According to CommercialCafe’s new March 2026 Industrial Report, the Charlotte market posted an average industrial rent of $7.68 per square foot in January, up 3.1% from a year earlier. At the same time, the market’s vacancy rate climbed to 11.6%, one of the highest among major U.S. industrial markets tracked in the report.

That puts Charlotte in an unusual position. Rents are still rising, but empty space is rising faster.

Charlotte’s rent growth lagged well behind other Southern rivals. Atlanta posted 7.9% annual rent growth, Dallas-Fort Worth hit 6.5%, Houston reached 5.8%, and Nashville came in at 6.0%. Charlotte’s 3.1% increase matched Memphis and trailed nearly every major Southern logistics hub in the comparison.

The bigger headline may be vacancy. Charlotte’s 11.6% vacancy rate matched Miami and sat above the national average of 9.2%. Only a few major markets in the report, including Denver, Memphis, Boston, Tampa, and the Central Valley, posted higher vacancy levels.

CommercialCafe highlighted Charlotte as a prime example of rising Southern vacancies, noting that the market jumped 440 basis points year over year, from 7.2% to 11.6%.

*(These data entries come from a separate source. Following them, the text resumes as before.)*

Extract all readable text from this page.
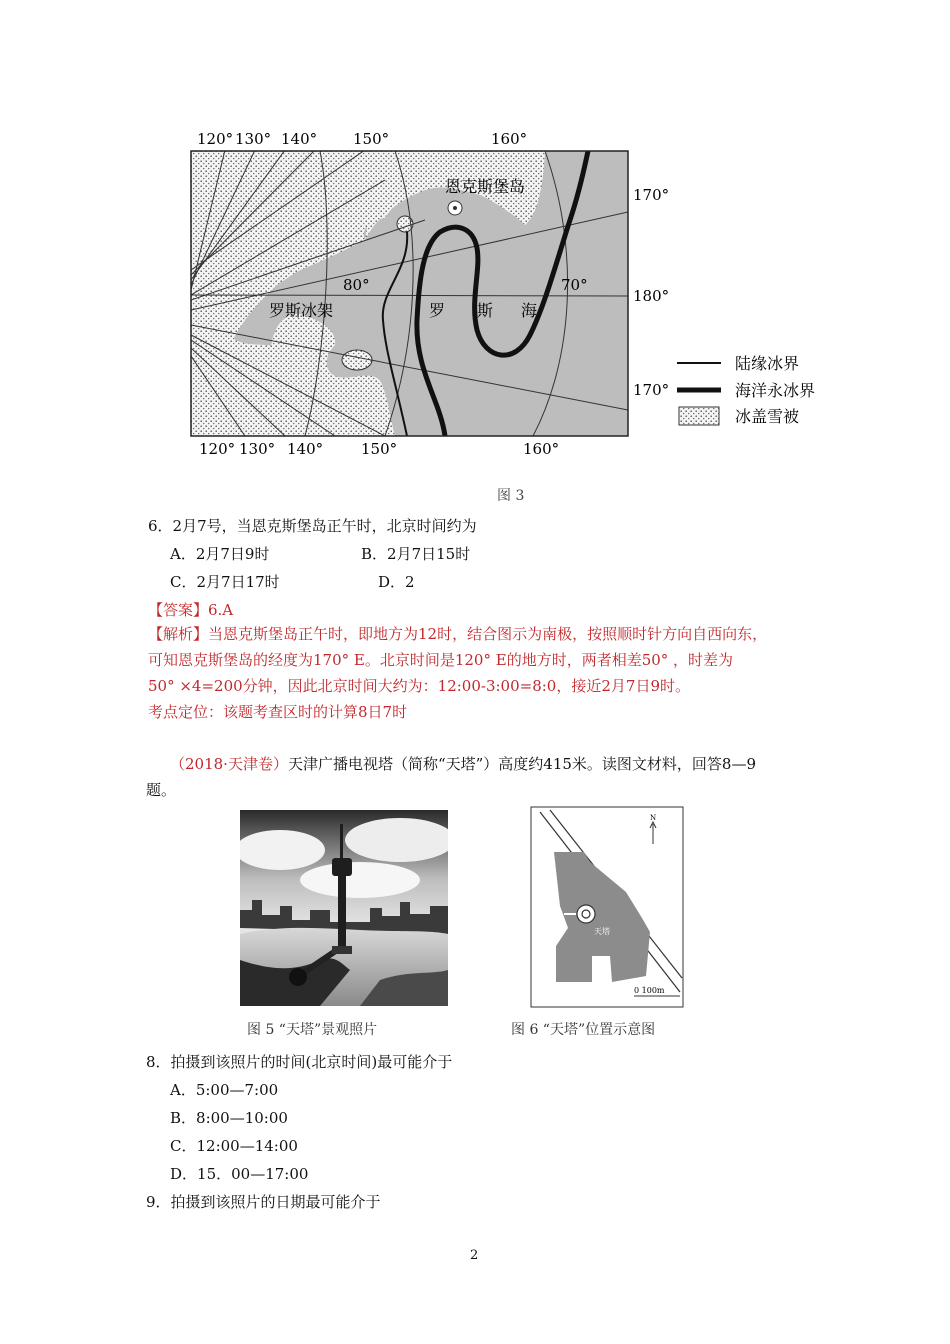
120° 130° 140° 150°	160°
120° 130° 140°	150°	160°
170°
180°
170°
80°	70°
恩克斯堡岛
罗斯冰架	罗 斯 海
陆缘冰界
海洋永冰界
冰盖雪被
图 3
6．2月7号，当恩克斯堡岛正午时，北京时间约为
A．2月7日9时	B．2月7日15时
C．2月7日17时	D．2
【答案】6.A
【解析】当恩克斯堡岛正午时，即地方为12时，结合图示为南极，按照顺时针方向自西向东，
可知恩克斯堡岛的经度为170° E。北京时间是120° E的地方时，两者相差50° ，时差为
50° ×4=200分钟，因此北京时间大约为：12:00-3:00=8:0，接近2月7日9时。
考点定位：该题考查区时的计算8日7时
（2018·天津卷）天津广播电视塔（简称“天塔”）高度约415米。读图文材料，回答8—9
题。
图 5 “天塔”景观照片
天塔
N
0 100m
图 6 “天塔”位置示意图
8．拍摄到该照片的时间(北京时间)最可能介于
A．5:00—7:00
B．8:00—10:00
C．12:00—14:00
D．15．00—17:00
9．拍摄到该照片的日期最可能介于
2
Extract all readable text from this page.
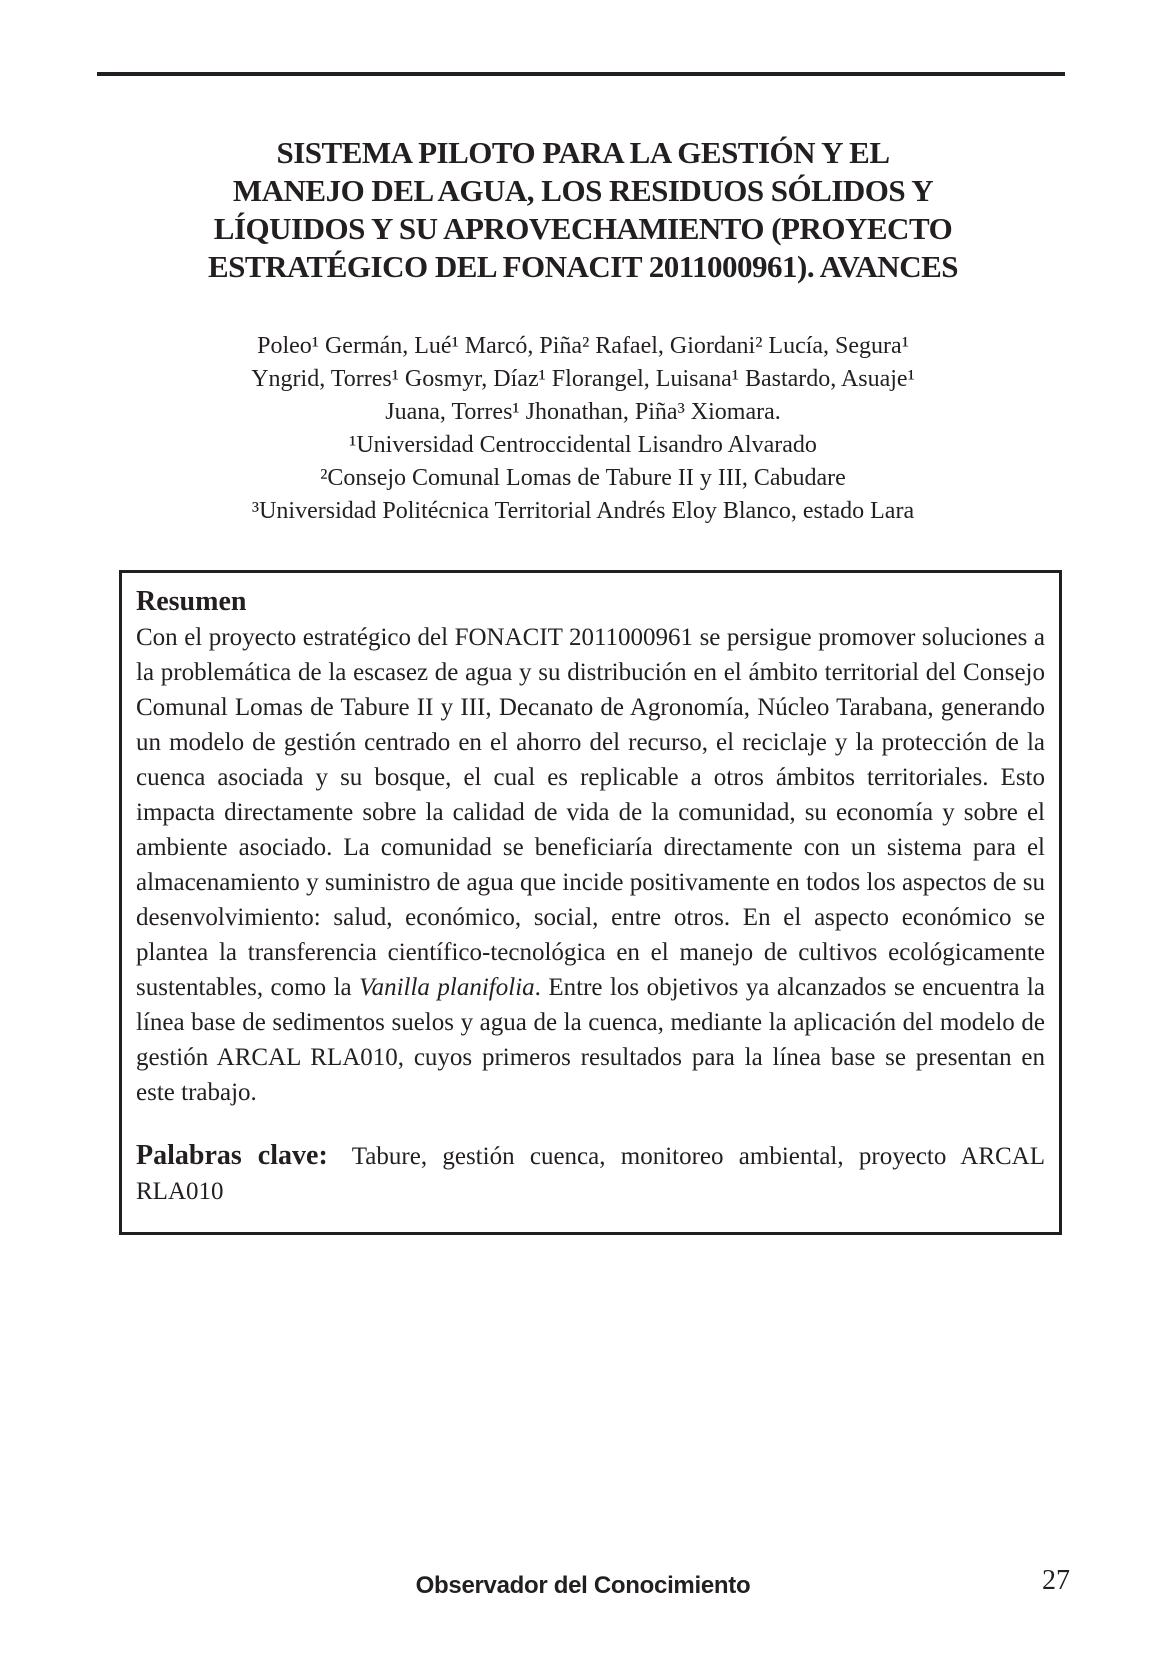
SISTEMA PILOTO PARA LA GESTIÓN Y EL
MANEJO DEL AGUA, LOS RESIDUOS SÓLIDOS Y
LÍQUIDOS Y SU APROVECHAMIENTO (PROYECTO
ESTRATÉGICO DEL FONACIT 2011000961). AVANCES
Poleo¹ Germán, Lué¹ Marcó, Piña² Rafael, Giordani² Lucía, Segura¹
Yngrid, Torres¹ Gosmyr, Díaz¹ Florangel, Luisana¹ Bastardo, Asuaje¹
Juana, Torres¹ Jhonathan, Piña³ Xiomara.
¹Universidad Centroccidental Lisandro Alvarado
²Consejo Comunal Lomas de Tabure II y III, Cabudare
³Universidad Politécnica Territorial Andrés Eloy Blanco, estado Lara
Resumen

Con el proyecto estratégico del FONACIT 2011000961 se persigue promover soluciones a la problemática de la escasez de agua y su distribución en el ámbito territorial del Consejo Comunal Lomas de Tabure II y III, Decanato de Agronomía, Núcleo Tarabana, generando un modelo de gestión centrado en el ahorro del recurso, el reciclaje y la protección de la cuenca asociada y su bosque, el cual es replicable a otros ámbitos territoriales. Esto impacta directamente sobre la calidad de vida de la comunidad, su economía y sobre el ambiente asociado. La comunidad se beneficiaría directamente con un sistema para el almacenamiento y suministro de agua que incide positivamente en todos los aspectos de su desenvolvimiento: salud, económico, social, entre otros. En el aspecto económico se plantea la transferencia científico-tecnológica en el manejo de cultivos ecológicamente sustentables, como la Vanilla planifolia. Entre los objetivos ya alcanzados se encuentra la línea base de sedimentos suelos y agua de la cuenca, mediante la aplicación del modelo de gestión ARCAL RLA010, cuyos primeros resultados para la línea base se presentan en este trabajo.

Palabras clave: Tabure, gestión cuenca, monitoreo ambiental, proyecto ARCAL RLA010

Observador del Conocimiento	27
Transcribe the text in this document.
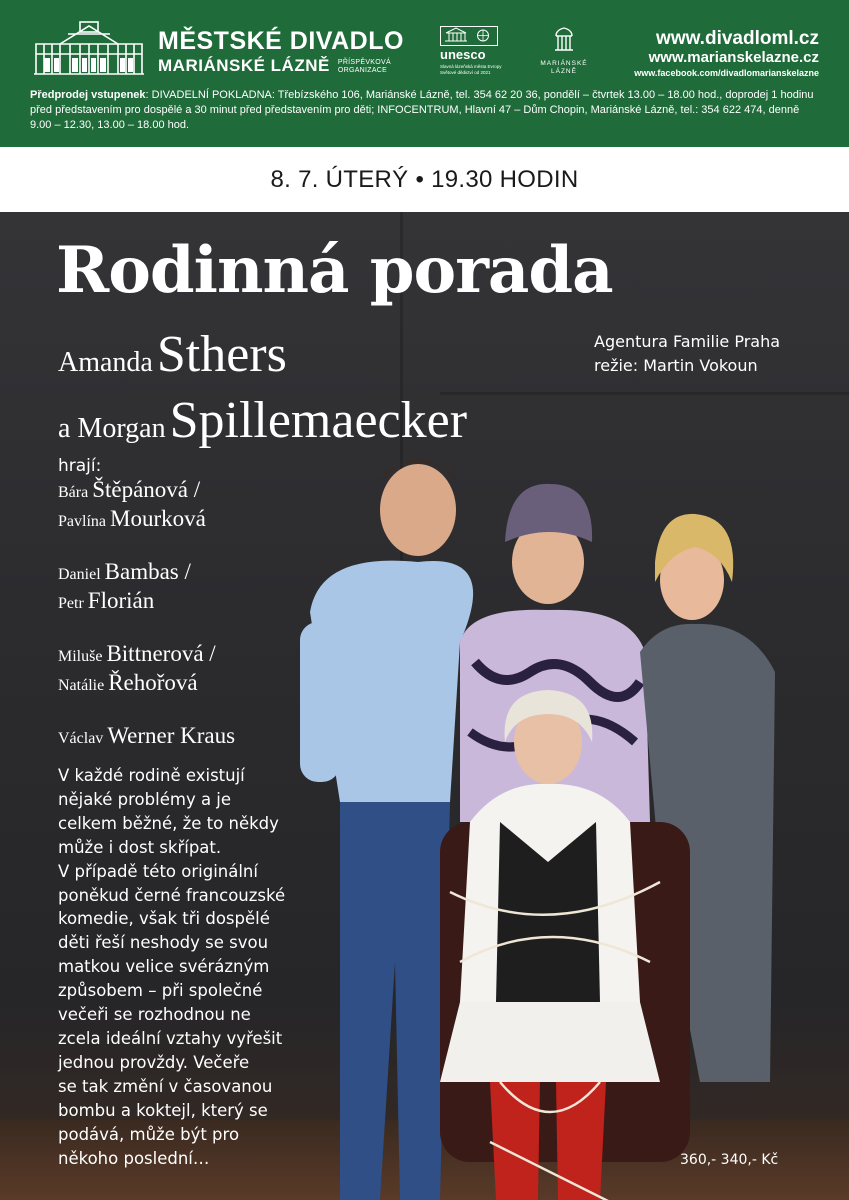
MĚSTSKÉ DIVADLO
MARIÁNSKÉ LÁZNĚ PŘÍSPĚVKOVÁ
ORGANIZACE
unesco
Slavná lázeňská města Evropy Světové dědictví od 2021
MARIÁNSKÉ
LÁZNĚ
www.divadloml.cz
www.marianskelazne.cz
www.facebook.com/divadlomarianskelazne
Předprodej vstupenek: DIVADELNÍ POKLADNA: Třebízského 106, Mariánské Lázně, tel. 354 62 20 36, pondělí – čtvrtek 13.00 – 18.00 hod., doprodej 1 hodinu před představením pro dospělé a 30 minut před představením pro děti; INFOCENTRUM, Hlavní 47 – Dům Chopin, Mariánské Lázně, tel.: 354 622 474, denně 9.00 – 12.30, 13.00 – 18.00 hod.
8. 7. ÚTERÝ • 19.30 HODIN
Rodinná porada
Amanda Sthers
a Morgan Spillemaecker
Agentura Familie Praha
režie: Martin Vokoun
hrají:
Bára Štěpánová /
Pavlína Mourková
Daniel Bambas /
Petr Florián
Miluše Bittnerová /
Natálie Řehořová
Václav Werner Kraus
V každé rodině existují
nějaké problémy a je
celkem běžné, že to někdy
může i dost skřípat.
V případě této originální
poněkud černé francouzské
komedie, však tři dospělé
děti řeší neshody se svou
matkou velice svérázným
způsobem – při společné
večeři se rozhodnou ne
zcela ideální vztahy vyřešit
jednou provždy. Večeře
se tak změní v časovanou
bombu a koktejl, který se
podává, může být pro
někoho poslední…	360,- 340,- Kč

Even so, leasing prices show demand has not disappeared. Space leased in Charlotte over the past 12 months averaged $8.03 per square foot, above the market’s in-place average of $7.68. That suggests new deals are still being signed at a premium, even as more industrial space sits available.

Nationally, industrial rents reached $8.99 per square foot in February, up 5.5% year over year, while vacancy hit 9.2%. The report said supply growth has started to normalize, but vacancies remain elevated after several years of rapid development.

For Charlotte, that likely means the market is shifting from breakneck expansion to a more competitive phase. Developers and landlords are no longer operating in a near-zero-vacancy environment. Instead, tenants now have more options, and pricing power may be softer than it was during the peak warehouse rush.

That matters in a region where heavy industrial growth has been a major part of the local economy. Charlotte has benefited for years from its location, highway access, airport cargo activity, and growing population. But the latest figures suggest the market is no longer as tight as it once was.

Locally, the takeaway is clear: Charlotte remains a significant industrial hub, but it is now carrying more vacant warehouse space than many of its peers, even as rents continue to edge up. In other words, the market is still expanding, but the balance of power may be starting to shift.